FDA spokesman Chris Kelly said that the agency does not have the authority to monitor doctor-patient affairs and does not know how many patients may have taken or been harmed by the drugs.
Criminal Case Against Gallant
In May 2014, Gallant Pharma co-owners Talib Khan and Syed Huda were sentenced to three years in prison after they and 10 others employed or associated with the company pled guilty to criminal charges.
The FDA in July 2015 permanently debarred Khan, Huda and three others who pled guilty, including Durr. The debarring prohibits them from “providing services in any capacity to a person having an approved or pending drug product application.”
Durr refused comment to C-HIT about drug sales she made in New England.
According to a 2013 grand jury indictment, Gallant Pharma executives working in Virginia had foreign accomplices ship drugs to the United Kingdom and Canada, and then other accomplices in those countries shipped them to Virginia. Many of Gallant’s drugs were subject to strict temperature controls to protect drug potency, but the company, according to the Department of Justice, received and shipped the drugs with ice packs that “sometimes melted—not with dry ice used by legitimate drug distributors.”
Also, many of Gallant’s drugs did not have a FDA-required “black box” warning indicating they could have life-threatening adverse effects, the Justice Department said.
Roger Bate, an economist and an expert on international health policy and counterfeit drugs, said it’s “extremely vital” that drugs for cancer, epilepsy and some other conditions are “perfectly manufactured” and properly shipped. If not, the drugs “may be fatal or useless,” said Bate, author of “Making A Killing: The Deadly Implications of the Counterfeit Drug Trade.”

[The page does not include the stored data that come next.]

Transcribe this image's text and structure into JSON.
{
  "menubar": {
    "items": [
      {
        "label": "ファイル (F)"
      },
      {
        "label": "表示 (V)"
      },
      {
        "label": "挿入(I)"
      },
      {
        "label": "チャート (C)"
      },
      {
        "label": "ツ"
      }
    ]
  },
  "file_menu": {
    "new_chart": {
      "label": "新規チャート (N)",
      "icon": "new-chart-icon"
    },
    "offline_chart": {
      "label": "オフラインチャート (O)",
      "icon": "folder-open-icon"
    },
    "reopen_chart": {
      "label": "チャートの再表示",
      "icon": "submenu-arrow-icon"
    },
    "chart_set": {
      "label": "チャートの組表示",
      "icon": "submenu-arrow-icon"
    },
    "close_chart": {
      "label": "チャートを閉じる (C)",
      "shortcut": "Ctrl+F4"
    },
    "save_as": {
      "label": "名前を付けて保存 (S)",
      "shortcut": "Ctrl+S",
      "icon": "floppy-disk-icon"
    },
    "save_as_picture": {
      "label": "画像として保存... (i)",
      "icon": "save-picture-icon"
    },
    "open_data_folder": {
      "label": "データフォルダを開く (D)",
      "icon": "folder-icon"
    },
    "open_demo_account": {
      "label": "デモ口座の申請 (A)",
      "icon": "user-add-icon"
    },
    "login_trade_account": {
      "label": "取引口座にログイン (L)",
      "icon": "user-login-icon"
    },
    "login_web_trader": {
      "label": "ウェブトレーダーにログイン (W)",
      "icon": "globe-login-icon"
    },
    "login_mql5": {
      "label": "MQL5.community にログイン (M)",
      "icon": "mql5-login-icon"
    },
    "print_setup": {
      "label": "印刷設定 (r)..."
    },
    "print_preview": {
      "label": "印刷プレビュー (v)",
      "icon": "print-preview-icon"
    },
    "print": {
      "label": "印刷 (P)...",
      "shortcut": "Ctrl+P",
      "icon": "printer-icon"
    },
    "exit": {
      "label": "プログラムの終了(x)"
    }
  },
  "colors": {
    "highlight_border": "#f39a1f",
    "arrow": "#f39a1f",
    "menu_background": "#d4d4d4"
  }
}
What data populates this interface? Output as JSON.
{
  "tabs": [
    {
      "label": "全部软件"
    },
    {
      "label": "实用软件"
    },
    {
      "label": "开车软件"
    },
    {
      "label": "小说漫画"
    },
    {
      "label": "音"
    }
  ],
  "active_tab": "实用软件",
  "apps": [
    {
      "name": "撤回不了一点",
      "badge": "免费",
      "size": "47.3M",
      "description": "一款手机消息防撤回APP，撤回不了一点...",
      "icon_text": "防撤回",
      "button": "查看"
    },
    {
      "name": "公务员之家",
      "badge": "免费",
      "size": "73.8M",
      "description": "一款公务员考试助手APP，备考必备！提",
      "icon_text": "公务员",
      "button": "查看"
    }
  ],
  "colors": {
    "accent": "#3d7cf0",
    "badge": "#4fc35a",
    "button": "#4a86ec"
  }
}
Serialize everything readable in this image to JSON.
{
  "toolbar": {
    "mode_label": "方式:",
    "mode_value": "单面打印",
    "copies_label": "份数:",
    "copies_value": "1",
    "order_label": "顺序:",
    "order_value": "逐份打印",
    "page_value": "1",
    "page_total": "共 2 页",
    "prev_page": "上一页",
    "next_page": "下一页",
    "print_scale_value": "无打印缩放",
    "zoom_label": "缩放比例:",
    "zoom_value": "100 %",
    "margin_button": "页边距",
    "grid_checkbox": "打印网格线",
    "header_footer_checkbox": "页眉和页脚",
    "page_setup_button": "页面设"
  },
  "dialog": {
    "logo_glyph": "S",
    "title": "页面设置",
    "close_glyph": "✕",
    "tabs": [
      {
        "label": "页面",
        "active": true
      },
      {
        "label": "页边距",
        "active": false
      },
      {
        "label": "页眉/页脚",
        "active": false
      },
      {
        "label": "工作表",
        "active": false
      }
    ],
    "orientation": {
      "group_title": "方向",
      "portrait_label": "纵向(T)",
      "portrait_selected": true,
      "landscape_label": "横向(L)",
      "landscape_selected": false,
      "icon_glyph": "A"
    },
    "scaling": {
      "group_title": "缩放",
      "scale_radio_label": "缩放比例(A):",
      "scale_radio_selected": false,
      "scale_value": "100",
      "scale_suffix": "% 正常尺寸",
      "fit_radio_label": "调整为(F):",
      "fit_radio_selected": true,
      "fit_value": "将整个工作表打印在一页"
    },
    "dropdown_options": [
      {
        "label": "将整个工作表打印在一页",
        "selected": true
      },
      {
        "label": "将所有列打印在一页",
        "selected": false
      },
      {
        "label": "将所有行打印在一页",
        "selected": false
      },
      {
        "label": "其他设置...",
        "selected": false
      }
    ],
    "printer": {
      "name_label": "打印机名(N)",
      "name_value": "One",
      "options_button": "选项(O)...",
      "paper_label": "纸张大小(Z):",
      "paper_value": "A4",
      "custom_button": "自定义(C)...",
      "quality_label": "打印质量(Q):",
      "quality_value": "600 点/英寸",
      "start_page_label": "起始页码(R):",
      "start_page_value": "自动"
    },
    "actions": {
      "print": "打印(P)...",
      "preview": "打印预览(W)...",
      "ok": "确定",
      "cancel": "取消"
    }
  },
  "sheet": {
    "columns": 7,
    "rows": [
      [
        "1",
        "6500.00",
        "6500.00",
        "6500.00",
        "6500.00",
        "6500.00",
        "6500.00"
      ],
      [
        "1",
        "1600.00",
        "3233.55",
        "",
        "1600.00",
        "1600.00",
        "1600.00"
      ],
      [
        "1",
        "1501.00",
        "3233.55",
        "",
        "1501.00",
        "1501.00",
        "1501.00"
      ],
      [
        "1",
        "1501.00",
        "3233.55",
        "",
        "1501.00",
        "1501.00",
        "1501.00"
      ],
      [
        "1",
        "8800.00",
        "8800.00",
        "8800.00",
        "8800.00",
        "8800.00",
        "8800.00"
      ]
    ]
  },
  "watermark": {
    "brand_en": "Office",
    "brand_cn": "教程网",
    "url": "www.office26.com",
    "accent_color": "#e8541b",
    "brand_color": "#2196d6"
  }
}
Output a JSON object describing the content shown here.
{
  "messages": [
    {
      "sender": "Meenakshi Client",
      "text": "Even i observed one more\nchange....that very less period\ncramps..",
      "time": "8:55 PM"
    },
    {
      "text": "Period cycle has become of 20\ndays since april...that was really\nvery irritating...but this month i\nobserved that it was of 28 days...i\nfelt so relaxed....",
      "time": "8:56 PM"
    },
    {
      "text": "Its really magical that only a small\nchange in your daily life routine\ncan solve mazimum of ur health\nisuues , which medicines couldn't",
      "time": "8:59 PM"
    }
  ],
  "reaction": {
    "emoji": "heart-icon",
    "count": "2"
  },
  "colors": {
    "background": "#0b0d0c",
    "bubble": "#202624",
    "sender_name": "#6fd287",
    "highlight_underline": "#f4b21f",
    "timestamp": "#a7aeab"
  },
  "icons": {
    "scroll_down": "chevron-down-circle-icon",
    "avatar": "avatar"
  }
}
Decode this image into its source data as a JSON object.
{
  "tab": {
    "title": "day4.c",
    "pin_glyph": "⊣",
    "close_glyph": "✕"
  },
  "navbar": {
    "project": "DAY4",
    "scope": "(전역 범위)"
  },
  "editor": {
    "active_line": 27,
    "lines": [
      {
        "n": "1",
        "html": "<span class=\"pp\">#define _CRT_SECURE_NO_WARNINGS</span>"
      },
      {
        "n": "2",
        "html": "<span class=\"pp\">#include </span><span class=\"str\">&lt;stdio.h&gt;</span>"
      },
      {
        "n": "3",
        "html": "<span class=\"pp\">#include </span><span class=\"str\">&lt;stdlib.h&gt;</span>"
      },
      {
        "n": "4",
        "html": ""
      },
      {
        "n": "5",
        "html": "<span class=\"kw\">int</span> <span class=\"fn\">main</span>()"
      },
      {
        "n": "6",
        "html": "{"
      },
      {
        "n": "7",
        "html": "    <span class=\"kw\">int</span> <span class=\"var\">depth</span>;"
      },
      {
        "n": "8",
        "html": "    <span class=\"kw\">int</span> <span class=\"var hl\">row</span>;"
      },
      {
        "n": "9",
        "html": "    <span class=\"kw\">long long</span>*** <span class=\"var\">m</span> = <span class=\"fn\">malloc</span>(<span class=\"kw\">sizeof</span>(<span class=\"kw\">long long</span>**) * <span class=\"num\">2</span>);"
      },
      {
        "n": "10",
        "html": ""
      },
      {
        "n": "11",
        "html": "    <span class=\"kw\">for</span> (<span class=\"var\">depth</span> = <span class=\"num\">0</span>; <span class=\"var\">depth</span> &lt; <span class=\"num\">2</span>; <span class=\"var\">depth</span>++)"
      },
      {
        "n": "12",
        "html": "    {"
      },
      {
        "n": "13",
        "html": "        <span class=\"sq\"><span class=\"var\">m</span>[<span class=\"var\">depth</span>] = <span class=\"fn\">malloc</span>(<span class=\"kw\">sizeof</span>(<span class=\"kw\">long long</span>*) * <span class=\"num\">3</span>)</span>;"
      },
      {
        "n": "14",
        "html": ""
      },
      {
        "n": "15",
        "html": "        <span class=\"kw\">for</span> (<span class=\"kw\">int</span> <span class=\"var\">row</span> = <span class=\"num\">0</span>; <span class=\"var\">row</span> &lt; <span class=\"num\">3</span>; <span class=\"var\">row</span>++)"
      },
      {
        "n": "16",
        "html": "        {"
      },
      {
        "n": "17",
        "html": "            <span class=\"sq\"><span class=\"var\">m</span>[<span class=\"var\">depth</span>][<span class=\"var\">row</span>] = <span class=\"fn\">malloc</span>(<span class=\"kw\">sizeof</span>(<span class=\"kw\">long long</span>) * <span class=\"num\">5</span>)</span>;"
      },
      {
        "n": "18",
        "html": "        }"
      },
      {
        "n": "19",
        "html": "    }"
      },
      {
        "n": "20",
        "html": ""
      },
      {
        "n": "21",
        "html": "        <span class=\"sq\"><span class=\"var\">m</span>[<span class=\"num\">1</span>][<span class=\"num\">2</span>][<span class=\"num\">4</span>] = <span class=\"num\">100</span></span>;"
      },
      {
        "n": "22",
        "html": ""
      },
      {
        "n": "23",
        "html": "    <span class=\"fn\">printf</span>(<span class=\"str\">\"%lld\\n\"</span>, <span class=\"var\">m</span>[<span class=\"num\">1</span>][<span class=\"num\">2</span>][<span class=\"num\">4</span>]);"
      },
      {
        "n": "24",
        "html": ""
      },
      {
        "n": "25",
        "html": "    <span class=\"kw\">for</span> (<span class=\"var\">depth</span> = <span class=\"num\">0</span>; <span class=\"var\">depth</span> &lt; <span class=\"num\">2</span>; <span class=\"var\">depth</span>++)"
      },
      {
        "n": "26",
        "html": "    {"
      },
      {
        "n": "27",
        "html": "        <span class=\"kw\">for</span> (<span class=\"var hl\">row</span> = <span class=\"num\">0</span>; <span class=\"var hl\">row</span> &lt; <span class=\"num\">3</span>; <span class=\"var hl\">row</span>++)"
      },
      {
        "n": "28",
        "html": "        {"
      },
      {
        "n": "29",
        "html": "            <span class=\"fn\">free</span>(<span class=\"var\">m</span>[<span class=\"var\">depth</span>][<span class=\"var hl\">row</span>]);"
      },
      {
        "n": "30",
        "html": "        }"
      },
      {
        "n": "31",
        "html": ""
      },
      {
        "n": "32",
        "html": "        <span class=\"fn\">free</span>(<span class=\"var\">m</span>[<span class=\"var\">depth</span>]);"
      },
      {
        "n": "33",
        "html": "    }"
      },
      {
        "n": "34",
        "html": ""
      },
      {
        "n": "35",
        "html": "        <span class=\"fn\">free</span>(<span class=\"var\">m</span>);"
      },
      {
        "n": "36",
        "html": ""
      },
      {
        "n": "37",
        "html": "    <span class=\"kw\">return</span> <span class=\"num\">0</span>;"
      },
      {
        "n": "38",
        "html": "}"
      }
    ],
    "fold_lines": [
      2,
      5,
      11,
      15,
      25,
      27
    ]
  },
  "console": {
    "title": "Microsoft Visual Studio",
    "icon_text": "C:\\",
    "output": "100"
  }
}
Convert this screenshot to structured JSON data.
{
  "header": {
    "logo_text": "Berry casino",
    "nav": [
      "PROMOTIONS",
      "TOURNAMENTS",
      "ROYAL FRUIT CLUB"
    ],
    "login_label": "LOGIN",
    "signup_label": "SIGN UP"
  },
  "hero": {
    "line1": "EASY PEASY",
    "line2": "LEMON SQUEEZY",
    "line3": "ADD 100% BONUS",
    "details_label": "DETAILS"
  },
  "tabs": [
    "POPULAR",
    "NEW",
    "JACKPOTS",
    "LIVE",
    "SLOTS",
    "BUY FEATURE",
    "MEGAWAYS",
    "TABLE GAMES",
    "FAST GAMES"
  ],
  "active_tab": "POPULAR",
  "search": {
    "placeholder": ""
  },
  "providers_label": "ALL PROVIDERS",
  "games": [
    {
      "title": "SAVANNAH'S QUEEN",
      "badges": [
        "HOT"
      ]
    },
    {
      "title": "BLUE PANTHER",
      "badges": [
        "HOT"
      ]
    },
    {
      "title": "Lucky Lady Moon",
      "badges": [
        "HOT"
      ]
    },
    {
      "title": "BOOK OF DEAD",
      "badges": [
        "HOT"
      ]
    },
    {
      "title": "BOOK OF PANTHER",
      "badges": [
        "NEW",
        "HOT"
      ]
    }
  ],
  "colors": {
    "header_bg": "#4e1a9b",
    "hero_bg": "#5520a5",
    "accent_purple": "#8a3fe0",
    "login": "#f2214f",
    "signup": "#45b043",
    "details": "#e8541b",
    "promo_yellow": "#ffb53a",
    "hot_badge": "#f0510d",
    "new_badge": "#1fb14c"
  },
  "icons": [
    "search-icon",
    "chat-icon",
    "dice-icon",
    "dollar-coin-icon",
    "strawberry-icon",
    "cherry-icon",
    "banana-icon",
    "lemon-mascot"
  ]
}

Gabriel Levitt, the president of PharmacyChecker.com, says many drugs available in foreign countries are the same ones sold domestically but are much cheaper, or foreign versions of FDA-approved drugs that are safe, effective and less expensive.
Bate and Levitt agree that the FDA needs to identify the safest online pharmacies abroad, as well as crack down on rogue operations. Too often, they say, drug companies and U.S. pharmacies push law enforcement authorities to act and try to maximize profits by lumping together unscrupulous counterfeit drug sellers with sellers of safe, less expensive drugs.
“We are all for cracking down on people selling unsafe, dangerous medications,” Levitt said, “but we are really against conflating those issues with Americans who buy safe, effective medications abroad because they can’t afford them domestically.”
Kloth, the Danbury doctor, said Americans “are being ripped off” by drug prices, and complained that the federal government “does nothing to protect the American people from these exorbitant prices.”
He said he recently bought medication at a pharmacy that cost more than $300, though it cost $10 to produce and was sold for less than $40 several years ago. “Why should the same medication be half the cost in Canada?” he asked.
Blumenthal said consumers should be allowed to buy drugs that are more affordable from foreign pharmacies, but that “very rigorous safeguards” must be in place to protect against unsafe drugs.
The FDA “must aggressively pursue any illegal importation,” he said.